E’ il liberale, l’amico dei pensatori illuminati che incomincia a denunciare il male, la stupidità, l’ostinazione ottusa; uomo della ragione, mostrerà apertamente le figure grottesche che nascono dal sonno della ragione. Farà la satira delle larve notturne e non esita a spingere il sarcasmo fino al punto di maggior violenza: Per ridicolizzare le creature della notte, dirige contro di esse un’aggressività che comporta, nel suo stesso furore, un che di notturno. Il mito solare della Rivoluzione si era compiuto nell’idea dell’inconsistenza delle tenebre: la Ragione non aveva che da mostrarsi, sostenuta dalla volontà, e le tenebre si sarebbero dissolte.
Goya, dicevamo, rifiuta l’attardarsi nell’Antichità che per quasi tutti i suoi contemporanei è la condizione necessaria al perseguimento del bello. La denuncia delle tenebre provoca un rigoglio di creature bestiali. Il ricorso all’origine si volge verso le fonti profonde della vita. Ecco il punto dell’ibridazione, la singolare confluenza ove, in Goya, i colori della vita vengono a mescolarsi con le ombre del male. Come stupirsi, a questo punto, se le figure condannate dalla ragione si animano di una impetuosa vitalità? E se le immagine dell’origine sono contaminate da risibile orrore? Scorgerà così l’immagine spaventosa e grottesca di un’origine divorante: Saturno.


Nel quadro delle fucilazioni del 3 maggio 1808: il gruppo ritmato e disciplinato dei soldati del plotone di esecuzione raffigura una demente razionalità; la regolarità, l’ordine (che avrebbero dovuto segnare il trionfo dei principi) giungono solo per regolare l’esercizio della violenza. Grazie all’obliquità conferita alla scena.
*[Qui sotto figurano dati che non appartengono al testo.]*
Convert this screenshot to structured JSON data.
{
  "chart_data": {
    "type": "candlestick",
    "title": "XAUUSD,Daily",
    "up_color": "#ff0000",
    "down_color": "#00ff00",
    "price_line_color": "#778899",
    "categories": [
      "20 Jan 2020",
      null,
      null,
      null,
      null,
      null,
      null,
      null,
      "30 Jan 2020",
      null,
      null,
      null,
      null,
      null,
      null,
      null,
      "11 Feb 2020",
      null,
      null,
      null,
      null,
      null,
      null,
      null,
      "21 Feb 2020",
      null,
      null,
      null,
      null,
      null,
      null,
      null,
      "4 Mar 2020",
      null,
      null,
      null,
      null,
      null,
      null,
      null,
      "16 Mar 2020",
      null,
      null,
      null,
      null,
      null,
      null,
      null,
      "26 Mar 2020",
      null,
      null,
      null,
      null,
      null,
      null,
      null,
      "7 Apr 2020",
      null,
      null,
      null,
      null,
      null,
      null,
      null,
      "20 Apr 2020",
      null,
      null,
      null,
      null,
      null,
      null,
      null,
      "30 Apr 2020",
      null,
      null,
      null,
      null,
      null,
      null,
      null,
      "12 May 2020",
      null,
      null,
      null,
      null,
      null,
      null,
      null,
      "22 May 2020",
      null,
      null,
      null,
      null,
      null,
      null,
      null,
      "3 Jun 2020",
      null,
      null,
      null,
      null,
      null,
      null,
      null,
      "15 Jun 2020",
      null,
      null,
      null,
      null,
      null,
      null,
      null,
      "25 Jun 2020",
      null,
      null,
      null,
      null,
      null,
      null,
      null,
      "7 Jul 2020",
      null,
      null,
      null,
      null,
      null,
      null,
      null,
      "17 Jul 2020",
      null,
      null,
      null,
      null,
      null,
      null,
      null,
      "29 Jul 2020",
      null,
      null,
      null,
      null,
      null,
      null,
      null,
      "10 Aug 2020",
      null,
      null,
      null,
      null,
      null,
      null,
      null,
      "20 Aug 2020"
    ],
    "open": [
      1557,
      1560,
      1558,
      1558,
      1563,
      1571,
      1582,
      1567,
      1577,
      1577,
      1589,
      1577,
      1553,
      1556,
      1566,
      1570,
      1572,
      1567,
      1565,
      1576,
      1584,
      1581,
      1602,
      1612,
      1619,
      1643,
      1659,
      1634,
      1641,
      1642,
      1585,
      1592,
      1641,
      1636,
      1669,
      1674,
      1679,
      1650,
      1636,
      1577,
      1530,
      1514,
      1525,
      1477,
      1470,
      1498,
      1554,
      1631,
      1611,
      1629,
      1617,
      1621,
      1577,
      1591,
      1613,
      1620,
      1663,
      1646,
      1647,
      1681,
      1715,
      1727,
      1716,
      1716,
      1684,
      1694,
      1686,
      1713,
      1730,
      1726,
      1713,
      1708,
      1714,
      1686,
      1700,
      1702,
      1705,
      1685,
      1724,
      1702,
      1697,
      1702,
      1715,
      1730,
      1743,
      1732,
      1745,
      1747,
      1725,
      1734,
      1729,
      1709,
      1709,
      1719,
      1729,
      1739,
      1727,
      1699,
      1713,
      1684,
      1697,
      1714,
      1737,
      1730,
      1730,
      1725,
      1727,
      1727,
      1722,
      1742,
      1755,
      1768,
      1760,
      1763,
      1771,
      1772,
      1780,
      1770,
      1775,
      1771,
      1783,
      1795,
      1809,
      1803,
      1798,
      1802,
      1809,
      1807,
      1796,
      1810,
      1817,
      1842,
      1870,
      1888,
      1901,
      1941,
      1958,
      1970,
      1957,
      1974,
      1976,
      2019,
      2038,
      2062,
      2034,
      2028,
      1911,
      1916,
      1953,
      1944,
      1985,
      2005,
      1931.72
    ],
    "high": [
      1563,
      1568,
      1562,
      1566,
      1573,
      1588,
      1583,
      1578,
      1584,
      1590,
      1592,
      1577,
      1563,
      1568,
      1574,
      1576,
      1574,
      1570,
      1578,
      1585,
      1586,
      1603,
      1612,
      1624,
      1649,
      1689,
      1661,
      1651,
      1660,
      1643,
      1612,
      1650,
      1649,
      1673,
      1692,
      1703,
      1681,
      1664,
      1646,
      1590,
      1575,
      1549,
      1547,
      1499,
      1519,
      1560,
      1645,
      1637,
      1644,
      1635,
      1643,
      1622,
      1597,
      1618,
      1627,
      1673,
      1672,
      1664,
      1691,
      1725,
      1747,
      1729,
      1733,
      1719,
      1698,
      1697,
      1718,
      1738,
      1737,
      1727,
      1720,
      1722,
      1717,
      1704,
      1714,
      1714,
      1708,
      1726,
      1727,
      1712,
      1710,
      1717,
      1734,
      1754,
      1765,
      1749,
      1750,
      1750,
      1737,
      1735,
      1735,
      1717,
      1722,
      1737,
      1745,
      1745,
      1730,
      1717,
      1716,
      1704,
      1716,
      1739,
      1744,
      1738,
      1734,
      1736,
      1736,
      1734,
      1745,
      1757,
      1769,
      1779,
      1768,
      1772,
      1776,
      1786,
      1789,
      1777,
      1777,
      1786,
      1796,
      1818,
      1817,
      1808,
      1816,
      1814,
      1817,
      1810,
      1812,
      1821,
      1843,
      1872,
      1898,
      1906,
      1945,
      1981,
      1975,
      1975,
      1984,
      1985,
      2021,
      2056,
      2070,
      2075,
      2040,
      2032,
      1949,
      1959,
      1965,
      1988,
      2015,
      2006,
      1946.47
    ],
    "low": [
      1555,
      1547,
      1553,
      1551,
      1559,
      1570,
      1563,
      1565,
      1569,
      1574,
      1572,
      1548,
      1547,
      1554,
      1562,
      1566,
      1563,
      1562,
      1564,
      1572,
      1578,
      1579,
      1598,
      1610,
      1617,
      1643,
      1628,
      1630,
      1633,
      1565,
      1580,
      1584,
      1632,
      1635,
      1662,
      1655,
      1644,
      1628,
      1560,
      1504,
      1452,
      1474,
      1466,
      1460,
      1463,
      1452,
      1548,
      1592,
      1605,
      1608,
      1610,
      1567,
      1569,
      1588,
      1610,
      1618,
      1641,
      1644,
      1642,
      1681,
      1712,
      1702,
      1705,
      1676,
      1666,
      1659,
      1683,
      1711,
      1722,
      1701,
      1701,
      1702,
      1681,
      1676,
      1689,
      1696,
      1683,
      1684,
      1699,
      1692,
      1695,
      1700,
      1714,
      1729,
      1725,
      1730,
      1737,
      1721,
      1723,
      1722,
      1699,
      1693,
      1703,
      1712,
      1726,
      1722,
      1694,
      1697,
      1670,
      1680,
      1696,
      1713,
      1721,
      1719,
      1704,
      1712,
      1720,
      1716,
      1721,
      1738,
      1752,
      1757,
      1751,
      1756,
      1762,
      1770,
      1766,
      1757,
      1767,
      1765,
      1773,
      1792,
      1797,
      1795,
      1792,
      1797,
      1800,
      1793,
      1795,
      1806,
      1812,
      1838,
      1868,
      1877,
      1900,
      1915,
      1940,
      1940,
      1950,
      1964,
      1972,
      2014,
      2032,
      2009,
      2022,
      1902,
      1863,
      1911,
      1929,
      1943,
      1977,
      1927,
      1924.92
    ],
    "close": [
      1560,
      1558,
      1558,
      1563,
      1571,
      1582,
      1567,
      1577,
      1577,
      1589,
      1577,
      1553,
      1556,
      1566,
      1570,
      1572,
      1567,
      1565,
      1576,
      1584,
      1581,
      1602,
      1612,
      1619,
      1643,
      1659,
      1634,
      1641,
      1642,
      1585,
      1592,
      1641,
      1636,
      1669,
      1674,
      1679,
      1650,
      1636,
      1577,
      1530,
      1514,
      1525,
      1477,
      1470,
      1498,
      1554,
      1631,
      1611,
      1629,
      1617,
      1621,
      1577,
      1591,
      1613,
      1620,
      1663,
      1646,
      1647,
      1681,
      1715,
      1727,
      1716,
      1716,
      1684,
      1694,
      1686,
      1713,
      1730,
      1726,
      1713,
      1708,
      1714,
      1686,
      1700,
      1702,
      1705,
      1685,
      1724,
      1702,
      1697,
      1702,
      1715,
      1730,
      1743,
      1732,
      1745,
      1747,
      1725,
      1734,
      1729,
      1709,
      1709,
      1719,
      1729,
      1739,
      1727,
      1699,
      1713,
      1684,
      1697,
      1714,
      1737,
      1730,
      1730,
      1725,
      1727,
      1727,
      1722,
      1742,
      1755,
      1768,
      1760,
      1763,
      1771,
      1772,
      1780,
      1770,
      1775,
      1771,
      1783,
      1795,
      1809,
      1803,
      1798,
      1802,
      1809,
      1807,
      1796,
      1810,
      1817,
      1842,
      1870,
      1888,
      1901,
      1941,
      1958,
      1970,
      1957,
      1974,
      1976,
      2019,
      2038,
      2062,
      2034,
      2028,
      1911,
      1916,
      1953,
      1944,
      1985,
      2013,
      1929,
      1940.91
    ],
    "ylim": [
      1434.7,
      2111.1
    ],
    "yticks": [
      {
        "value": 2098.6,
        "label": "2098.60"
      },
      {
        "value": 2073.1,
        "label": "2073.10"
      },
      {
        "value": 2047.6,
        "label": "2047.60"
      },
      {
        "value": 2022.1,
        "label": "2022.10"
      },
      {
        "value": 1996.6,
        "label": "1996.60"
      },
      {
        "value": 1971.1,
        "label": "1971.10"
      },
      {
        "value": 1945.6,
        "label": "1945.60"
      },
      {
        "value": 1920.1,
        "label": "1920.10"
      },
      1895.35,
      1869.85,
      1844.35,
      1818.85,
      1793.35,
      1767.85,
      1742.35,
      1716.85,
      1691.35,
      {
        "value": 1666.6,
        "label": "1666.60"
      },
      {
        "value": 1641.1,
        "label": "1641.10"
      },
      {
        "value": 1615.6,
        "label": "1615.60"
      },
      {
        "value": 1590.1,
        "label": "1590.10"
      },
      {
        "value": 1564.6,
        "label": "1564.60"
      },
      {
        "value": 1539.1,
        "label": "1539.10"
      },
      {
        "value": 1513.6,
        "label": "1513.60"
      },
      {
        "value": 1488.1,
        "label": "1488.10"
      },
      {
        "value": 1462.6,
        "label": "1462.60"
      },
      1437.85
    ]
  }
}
Goya nasconde il volto degli ussari francesci: essi non appaiono che di profilo, il controluce rispetto alla sinistra lanterna posata ai loro piedi: di loro scorgiamo solo l’equipaggiamento: fucili sciaccò, buffetteria, cappotti, sciabole. Sono in primo piano, ma tutto, in essi, risponde e si accorda al cielo notturno che domina il fondo della scena. La luce, invece, aderisce e si associa al gruppo delle vittime, e più particolarmente all’uomo del popolo che sta per essere abbattuto dalla scarica imminente: Goya ha saputo dare al suo volto privo di bellezza l’espressione semplice che è al di là del coraggio e dello spavento; con le braccia protese nell’atteggiamento della crocifissione, con le mani trafitte, questo spagnolo dai lineamenti grossolani assume improvvisamente la dimensione, dell’Uomo umiliato dall’uomo. La luce che parte, come è ovvio, dalla lanterna, allo spettatore pare che emani dalla camicia bianca del suppliziato. Di fronte alla volontà meccanizzata del plotone di esecuzione, assistiamo alla tragedia della volontà vana, incapace di stornare la morte, non potrà essere mai raggiunta né distrutta dalla morte. Egli la fa eterna. Qui si tratta di un uomo oscuro, il cui nome e la cui identità non ci vengono trasmessi. Così si richiama la nostra attenzione al valore più elementare, alla libertà che non si può separare dell’esistenza più comune. L’uomo scopre in sé una dimensione spirituale mediante cui supera le forze cosmiche, o le violenze storiche dalle quali è schiacciato. La bufera e la tempesta, come la pallottola e la mannaia annunciano l’annientamento della nostra esistenza sensibile, ma risvegliano in noi la certezza di sfuggire ai limiti  che essa ci impone.
Solo i pittori capaci di restituire al mondo materiale tutta la sua selvatichezza, tutta la sua inestricabile ricchezza di colori, di luci, e di tenebre mescolati hanno potuto far apparire l’invisibile presenza della “libertà morale”. Perché la più alta libertà –nell’invenzione delle forme come nei sentimenti interiori- non è data che gli artisti che hanno accettato la fatalità della materia e dell’evento, e che hanno saputo rispondere lealmente alla loro sfida.